Some computer dreams contain only the outlines of solutions. Bill Markwick, a Canadian programmer, says that when he dreams, “the answer isn’t neatly worked out. Instead, it tends to be a concept or method of solution that I hadn’t thought of while awake. It’s as if some mysterious part of my brain handed up an algorithm and said, ‘Here, dolt. You do the figures. You’re the one with a calculator.’”

Stephen LaBerge, a dream researcher at Stanford University, has interviewed a computer scientist who has learned to use dreaming as reliably as has Paul Horowitz. His solutions occur in “lucid dreams,” a rare phenomenon in which one realizes one is dreaming and where again primary process and secondary process seem to coexist and overlap. This programmer’s dreams are always set in an old-fashioned parlor. The programmer is sitting with Albert Einstein, who in the dream world is an old friend. They discuss the program in question and write on a blackboard. When they’re done, Einstein goes off to bed. The programmer then concentrates and tells himself, “I want to remember this flow chart when I wake up.” When he does awaken, he reaches for his pad and writes out what invariably proves to be a usable program.

I’ve conducted research with college students who’ve tried to dream solutions to more modest problems—their math homework, or fitting bulky furniture into their new apartments.
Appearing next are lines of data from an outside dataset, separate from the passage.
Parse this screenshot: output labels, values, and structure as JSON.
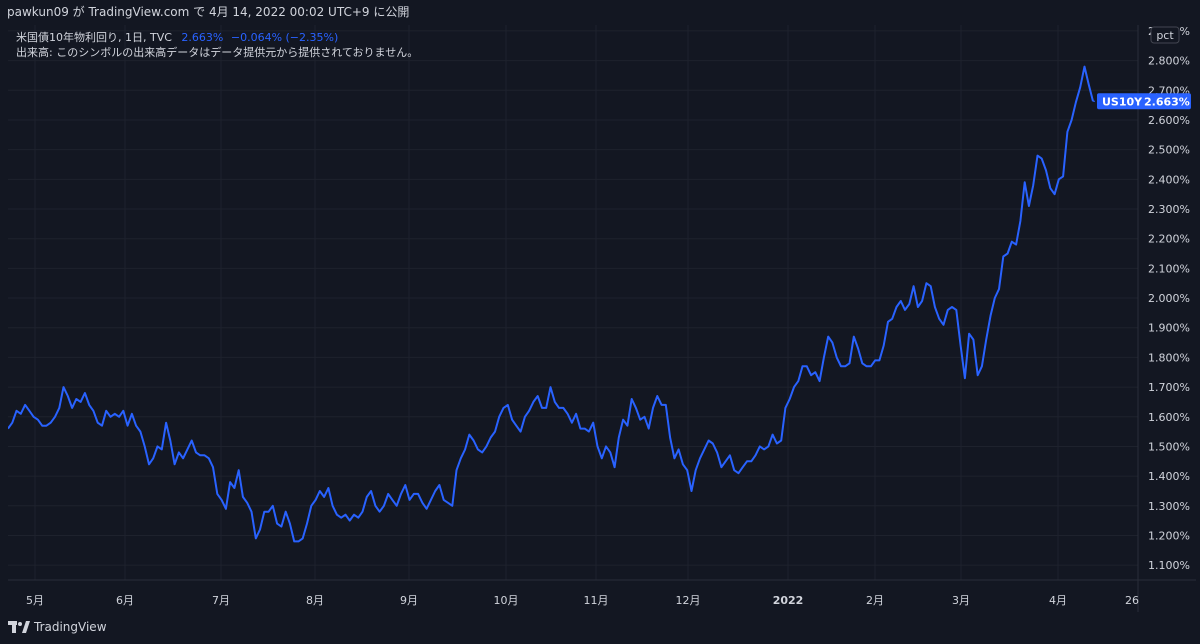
{
  "header": {
    "publisher_line": "pawkun09 が TradingView.com で 4月 14, 2022 00:02 UTC+9 に公開"
  },
  "legend": {
    "symbol_info": "米国債10年物利回り, 1日, TVC",
    "last_value": "2.663%",
    "change": "−0.064% (−2.35%)",
    "volume_note": "出来高: このシンボルの出来高データはデータ提供元から提供されておりません。"
  },
  "price_scale": {
    "unit_button": "pct",
    "tick_labels": [
      "1.100%",
      "1.200%",
      "1.300%",
      "1.400%",
      "1.500%",
      "1.600%",
      "1.700%",
      "1.800%",
      "1.900%",
      "2.000%",
      "2.100%",
      "2.200%",
      "2.300%",
      "2.400%",
      "2.500%",
      "2.600%",
      "2.700%",
      "2.800%",
      "2.900%"
    ],
    "price_tag_symbol": "US10Y",
    "price_tag_value": "2.663%"
  },
  "footer": {
    "brand": "TradingView"
  },
  "colors": {
    "background": "#131722",
    "line": "#2962ff",
    "grid": "#1f2430",
    "text": "#d1d4dc"
  },
  "chart_data": {
    "type": "line",
    "title": "米国債10年物利回り, 1日, TVC",
    "ylabel": "",
    "xlabel": "",
    "y_unit": "%",
    "ylim": [
      1.05,
      2.92
    ],
    "x_tick_labels": [
      "5月",
      "6月",
      "7月",
      "8月",
      "9月",
      "10月",
      "11月",
      "12月",
      "2022",
      "2月",
      "3月",
      "4月",
      "26"
    ],
    "grid": true,
    "series": [
      {
        "values": [
          1.56,
          1.58,
          1.62,
          1.61,
          1.64,
          1.62,
          1.6,
          1.59,
          1.57,
          1.57,
          1.58,
          1.6,
          1.63,
          1.7,
          1.67,
          1.63,
          1.66,
          1.65,
          1.68,
          1.64,
          1.62,
          1.58,
          1.57,
          1.62,
          1.6,
          1.61,
          1.6,
          1.62,
          1.57,
          1.61,
          1.57,
          1.55,
          1.5,
          1.44,
          1.46,
          1.5,
          1.49,
          1.58,
          1.52,
          1.44,
          1.48,
          1.46,
          1.49,
          1.52,
          1.48,
          1.47,
          1.47,
          1.46,
          1.43,
          1.34,
          1.32,
          1.29,
          1.38,
          1.36,
          1.42,
          1.33,
          1.31,
          1.28,
          1.19,
          1.22,
          1.28,
          1.28,
          1.3,
          1.24,
          1.23,
          1.28,
          1.24,
          1.18,
          1.18,
          1.19,
          1.24,
          1.3,
          1.32,
          1.35,
          1.33,
          1.36,
          1.3,
          1.27,
          1.26,
          1.27,
          1.25,
          1.27,
          1.26,
          1.28,
          1.33,
          1.35,
          1.3,
          1.28,
          1.3,
          1.34,
          1.32,
          1.3,
          1.34,
          1.37,
          1.32,
          1.34,
          1.34,
          1.31,
          1.29,
          1.32,
          1.35,
          1.37,
          1.32,
          1.31,
          1.3,
          1.42,
          1.46,
          1.49,
          1.54,
          1.52,
          1.49,
          1.48,
          1.5,
          1.53,
          1.55,
          1.6,
          1.63,
          1.64,
          1.59,
          1.57,
          1.55,
          1.6,
          1.62,
          1.65,
          1.67,
          1.63,
          1.63,
          1.7,
          1.65,
          1.63,
          1.63,
          1.61,
          1.58,
          1.61,
          1.56,
          1.56,
          1.55,
          1.58,
          1.5,
          1.46,
          1.5,
          1.48,
          1.43,
          1.53,
          1.59,
          1.57,
          1.66,
          1.63,
          1.59,
          1.6,
          1.56,
          1.63,
          1.67,
          1.64,
          1.64,
          1.53,
          1.46,
          1.49,
          1.44,
          1.42,
          1.35,
          1.42,
          1.46,
          1.49,
          1.52,
          1.51,
          1.48,
          1.43,
          1.45,
          1.47,
          1.42,
          1.41,
          1.43,
          1.45,
          1.45,
          1.47,
          1.5,
          1.49,
          1.5,
          1.54,
          1.51,
          1.52,
          1.63,
          1.66,
          1.7,
          1.72,
          1.77,
          1.77,
          1.74,
          1.75,
          1.72,
          1.8,
          1.87,
          1.85,
          1.8,
          1.77,
          1.77,
          1.78,
          1.87,
          1.83,
          1.78,
          1.77,
          1.77,
          1.79,
          1.79,
          1.84,
          1.92,
          1.93,
          1.97,
          1.99,
          1.96,
          1.98,
          2.04,
          1.97,
          1.99,
          2.05,
          2.04,
          1.97,
          1.93,
          1.91,
          1.96,
          1.97,
          1.96,
          1.84,
          1.73,
          1.88,
          1.86,
          1.74,
          1.77,
          1.86,
          1.94,
          2.0,
          2.03,
          2.14,
          2.15,
          2.19,
          2.18,
          2.26,
          2.39,
          2.31,
          2.38,
          2.48,
          2.47,
          2.43,
          2.37,
          2.35,
          2.4,
          2.41,
          2.56,
          2.6,
          2.66,
          2.71,
          2.78,
          2.72,
          2.663
        ]
      }
    ]
  }
}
Half have had dreams about such problems, and a quarter have had dreams that they—and independent judges—felt solved the problems. Ordinary people whom I interviewed for my book also reported using dreams to solve thorny little problems, such as chess moves or how to perform a magic trick. These were problems within the range of their abilities, but barely, ones on which they’d been stuck while awake.
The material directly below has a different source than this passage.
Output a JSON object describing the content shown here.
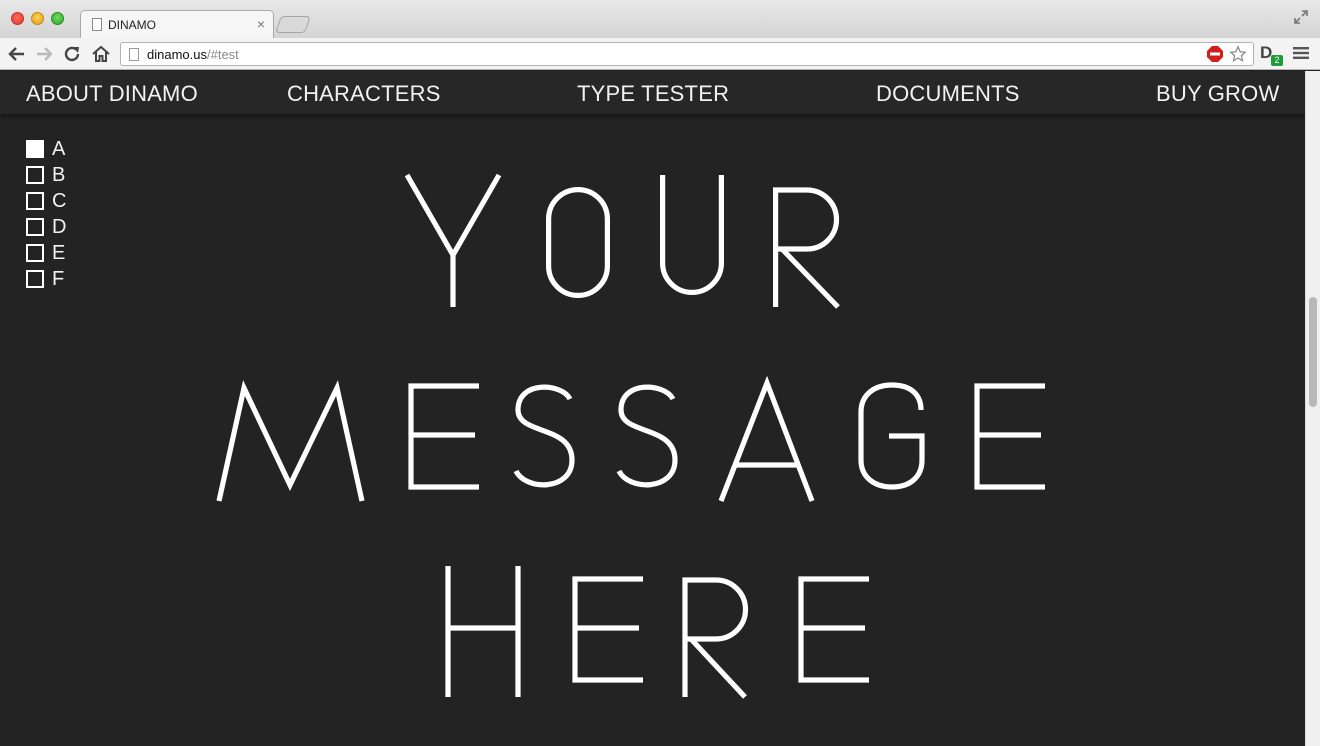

Cultures that emphasize and value dreams seem to produce even more examples of problem-solving ones. Anjali Hazarika, of India’s National Petroleum Management Programme, runs workshops on dreaming for oil personnel, a curriculum difficult to imagine in the United States. She emphasizes solving personal problems that are interfering with job performance, but some of her workshop participants have focused on objective problems too. She tells of a chemist who was developing enzymes to refine crude oil and dreamed he was next to a road when a big truck full of rotten cabbages rumbled by. When he resumed work on his project the following Monday, he suddenly realized that as cabbages decompose, bacteria break them down into exactly the kind of enzymes he was seeking. And cabbages are dirt cheap; rotten ones are simply thrown out. The chemist developed a technique for crude-oil refining using the exact material his dream had trucked in for him.

A petroleum engineer in another of Hazarika’s groups was working on improving a device used in pumping oil from the wells. An S -shaped tube coming out of the pump kept clogging, whereupon the machine would have to be stopped and cleaned. The engineer incubated a dream about this and saw the letter S changing into a U . He awoke and realized the pipe could have just one gentle curve and still get the oil to where it was needed. His new design did not clog.
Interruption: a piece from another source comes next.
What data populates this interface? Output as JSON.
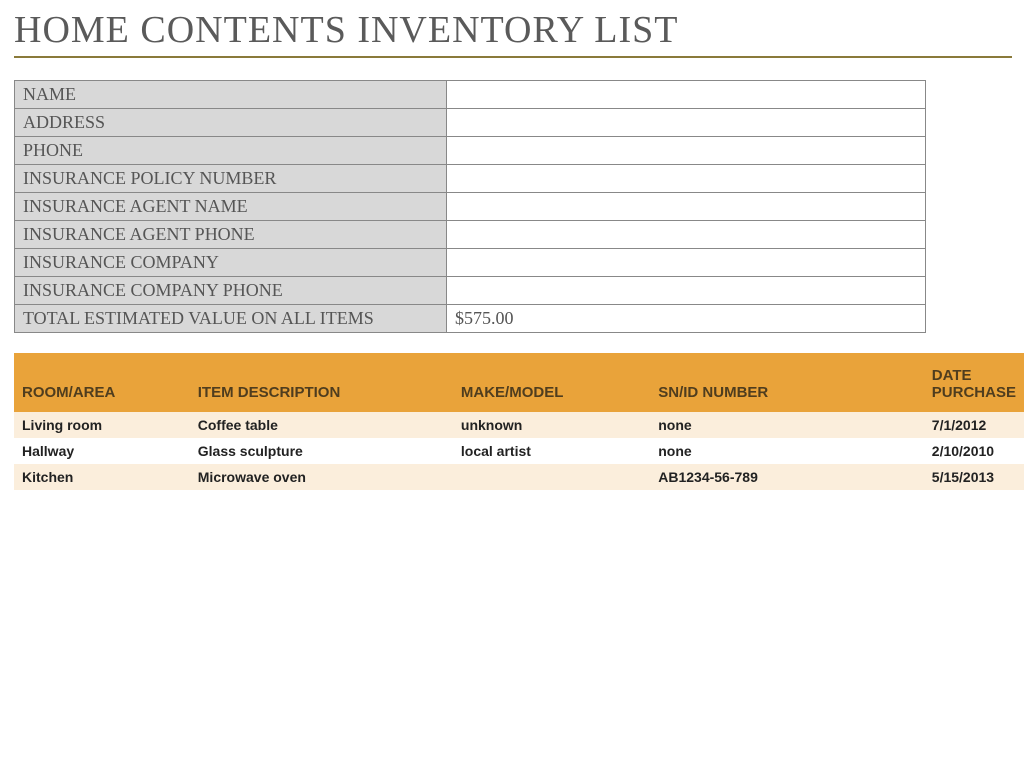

In some dreams, a problem’s solution is unmistakable, as in seeing the computer directing the anti-aircraft guns or having the design of telescope controls acted out in front of you. But in others—like that of the sorcerer’s apprentices who could march through each other—they can be missed if the dream isn’t specifically examined for solutions. Our society has benefited greatly from the usefulness of dreams. But we might gain even more if we paid serious attention to this resource.